US Nuclear’s All-Purpose CBRN DroneRAD Up 777% in 2019
Los Angeles, CA. June 18, 2019 – In just the first two quarters of 2019, US Nuclear’s (OTC: UCLE) DroneRAD sales are up 777% overall DroneRAD sales for 2018, and based on promised new orders, may soar even higher. Due to new advances, USN drones are now outfitted with a complete CBRN package, chemical, biological, radiation, and nuclear sensing technology.
In addition to detecting radiation, such as radioactive gamma hot-spots or airborne particulates, the DroneRAD is also outfitted with chemical detectors and bacterial/viral collection filters. A proprietary quick-release connector on the DroneRAD allows the operator to quickly change between sensor packages to eliminate downtime, and a special air sampling system allows the chemicals, particulates, and microbes to be collected in-flight without being disrupted by the flight turbulence.
End-users for the DroneRAD include first responders, border security, military, homeland defense, NATO military, waste disposal, oil and gas, chemical plants, nuclear power plants, and many more.

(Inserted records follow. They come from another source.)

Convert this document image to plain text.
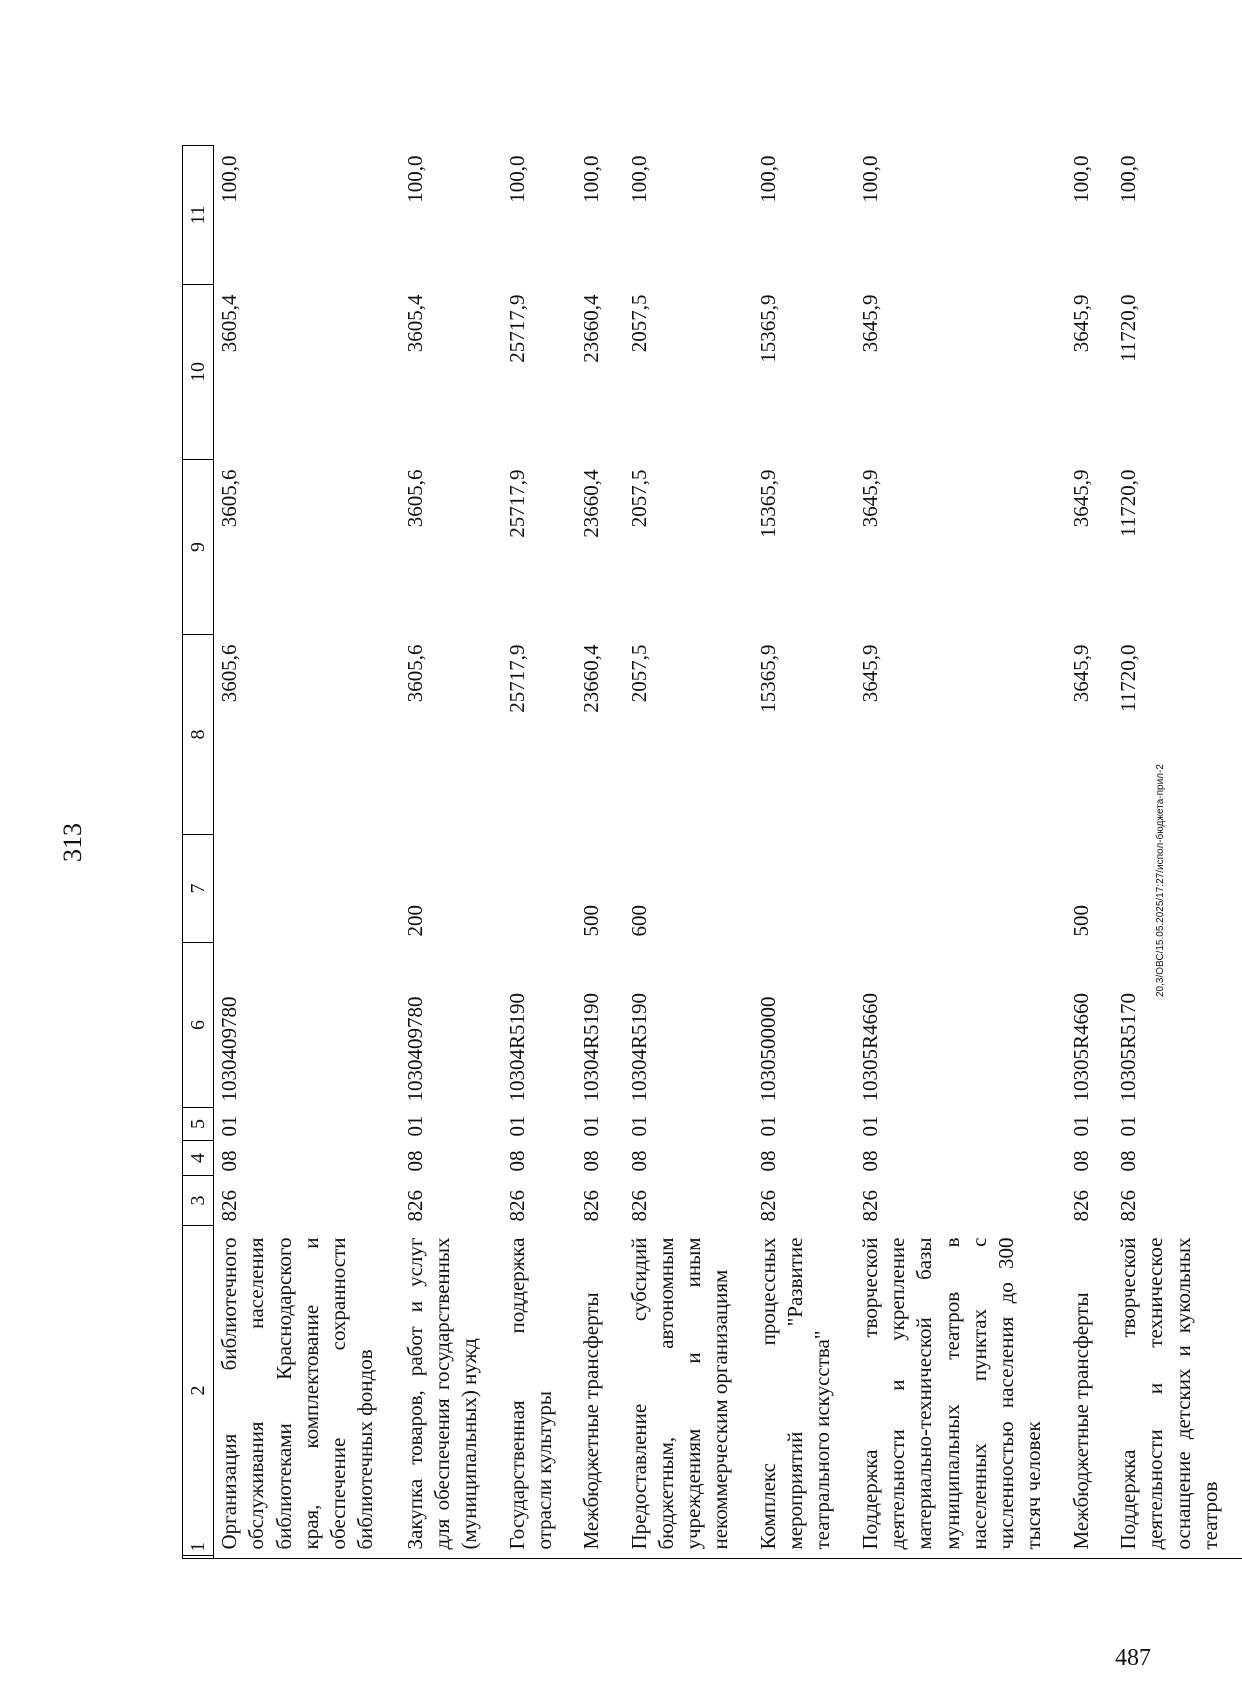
313
1	2	3	4	5	6	7	8	9	10	11
	Организация библиотечного обслуживания населения библиотеками Краснодарского края, комплектование и обеспечение сохранности библиотечных фондов	826	08	01	1030409780		3605,6	3605,6	3605,4	100,0
	Закупка товаров, работ и услуг для обеспечения государственных (муниципальных) нужд	826	08	01	1030409780	200	3605,6	3605,6	3605,4	100,0
	Государственная поддержка отрасли культуры	826	08	01	10304R5190		25717,9	25717,9	25717,9	100,0
	Межбюджетные трансферты	826	08	01	10304R5190	500	23660,4	23660,4	23660,4	100,0
	Предоставление субсидий бюджетным, автономным учреждениям и иным некоммерческим организациям	826	08	01	10304R5190	600	2057,5	2057,5	2057,5	100,0
	Комплекс процессных мероприятий "Развитие театрального искусства"	826	08	01	1030500000		15365,9	15365,9	15365,9	100,0
	Поддержка творческой деятельности и укрепление материально-технической базы муниципальных театров в населенных пунктах с численностью населения до 300 тысяч человек	826	08	01	10305R4660		3645,9	3645,9	3645,9	100,0
	Межбюджетные трансферты	826	08	01	10305R4660	500	3645,9	3645,9	3645,9	100,0
	Поддержка творческой деятельности и техническое оснащение детских и кукольных театров	826	08	01	10305R5170		11720,0	11720,0	11720,0	100,0
20,3/ОВС/15.05.2025/17:27/испол-бюджета-прил-2
487
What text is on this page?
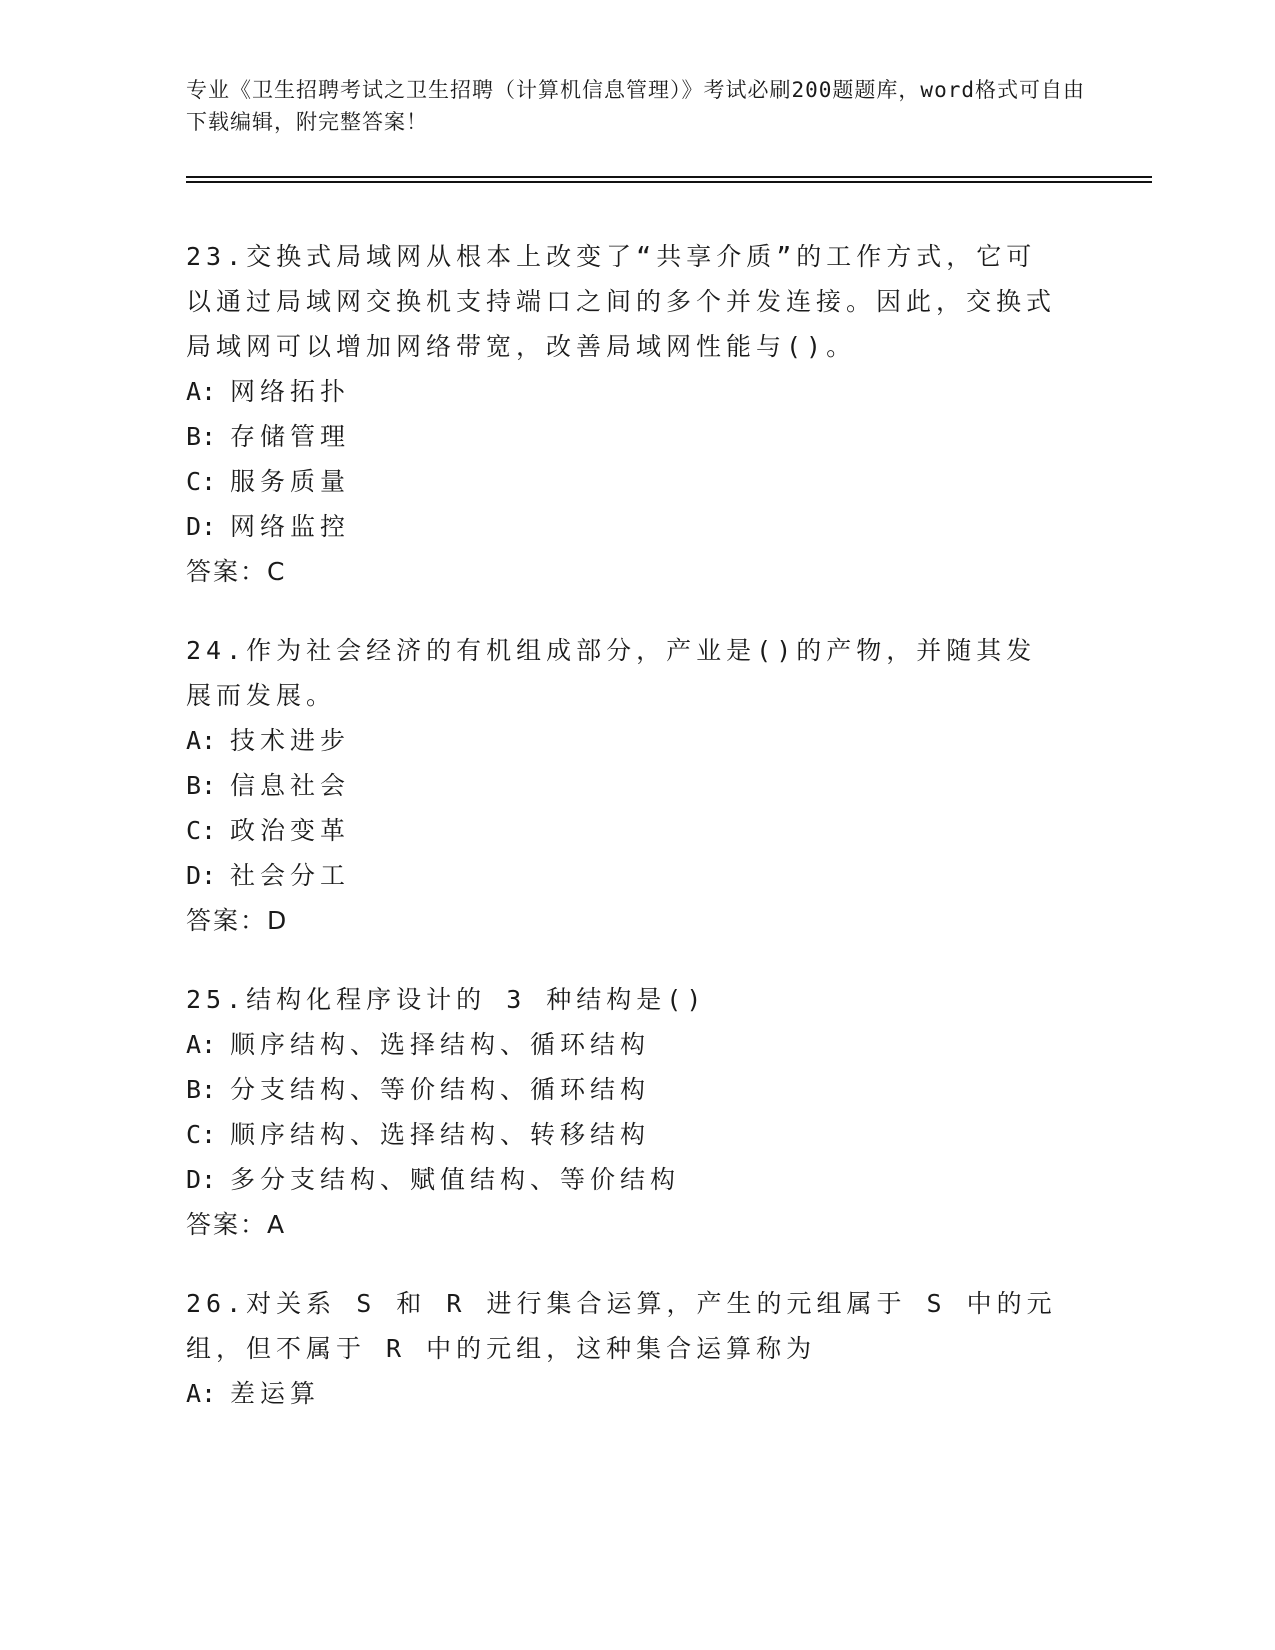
专业《卫生招聘考试之卫生招聘（计算机信息管理）》考试必刷200题题库，word格式可自由下载编辑，附完整答案！
23.交换式局域网从根本上改变了“共享介质”的工作方式，它可以通过局域网交换机支持端口之间的多个并发连接。因此，交换式局域网可以增加网络带宽，改善局域网性能与()。
A: 网络拓扑
B: 存储管理
C: 服务质量
D: 网络监控
答案：C
24.作为社会经济的有机组成部分，产业是()的产物，并随其发展而发展。
A: 技术进步
B: 信息社会
C: 政治变革
D: 社会分工
答案：D
25.结构化程序设计的 3 种结构是()
A: 顺序结构、选择结构、循环结构
B: 分支结构、等价结构、循环结构
C: 顺序结构、选择结构、转移结构
D: 多分支结构、赋值结构、等价结构
答案：A
26.对关系 S 和 R 进行集合运算，产生的元组属于 S 中的元组，但不属于 R 中的元组，这种集合运算称为
A: 差运算
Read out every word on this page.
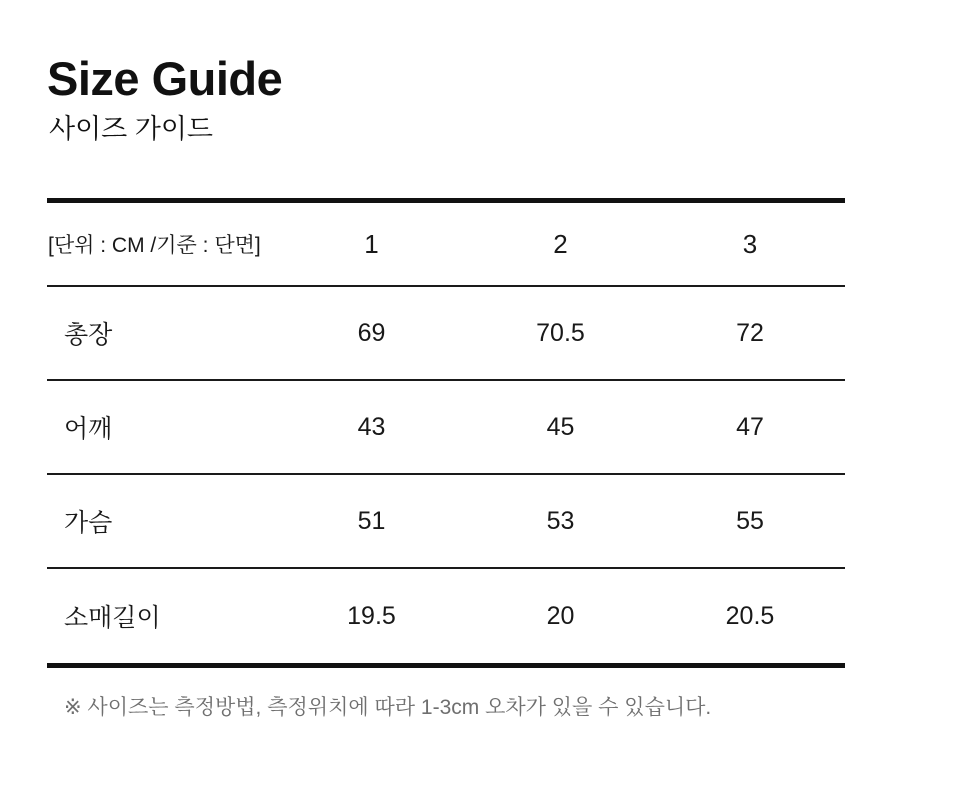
Size Guide
사이즈 가이드
[단위 : CM /기준 : 단면]	1	2	3
총장	69	70.5	72
어깨	43	45	47
가슴	51	53	55
소매길이	19.5	20	20.5
※ 사이즈는 측정방법, 측정위치에 따라 1-3cm 오차가 있을 수 있습니다.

Chemical Detection: The DroneRAD supports multiple chemical sensors at once, and includes the following list: VOC, Carbon Dioxide, Ammonia, Carbon Monoxide, Chlorine, Formaldehyde, Hydrogen, Hydrogen Sulfide, Hydrogen Cyanide, Nitric Oxide, Nitrogen Dioxide, Oxygen, Sulfur Dioxide, Methane, and more.
Biological/Viral Collection: Utilizing special viral and bacterial filters, the DroneRAD collects these microbes and other matter at up to 99.99% efficiency. Postflight, the biological filters are sent to a laboratory for in-depth analysis. Microbes of interest may be anthrax, botulism, plague, staph, e-Coli, cholera, salmonella, listeria, typhus, and others.
GPS and Mapping: All measurable data, such as chemical or radioactive concentration, is GPS tagged and logged/wirelessly sent back to the operator for real-time display. The data is overlaid on Google Earth Maps in real-time, so the operator can immediately see a color-coded visual map of where and when the drone flew, and what the concentration is at each point.
Safe Harbor Act
This press release includes “forward-looking statements” within the meaning of the safe harbor provisions of the United States Private Securities Litigation Reform Act of 1995. Actual results may differ from expectations, estimates, and projections and, consequently, you should not rely on these forward-looking statements as predictions of future events. Words such as “expect,” “estimate,” “project,” “budget,” “forecast,” “anticipate,” “intend,” “plan,” “may,” “will,” “could,” “should,” “believes,” “predicts,” “potential,” “continue,” and similar expressions are intended to identify such forward-looking statements. These forward-looking statements involve significant risks and uncertainties that could cause the actual results to differ materially from the expected results.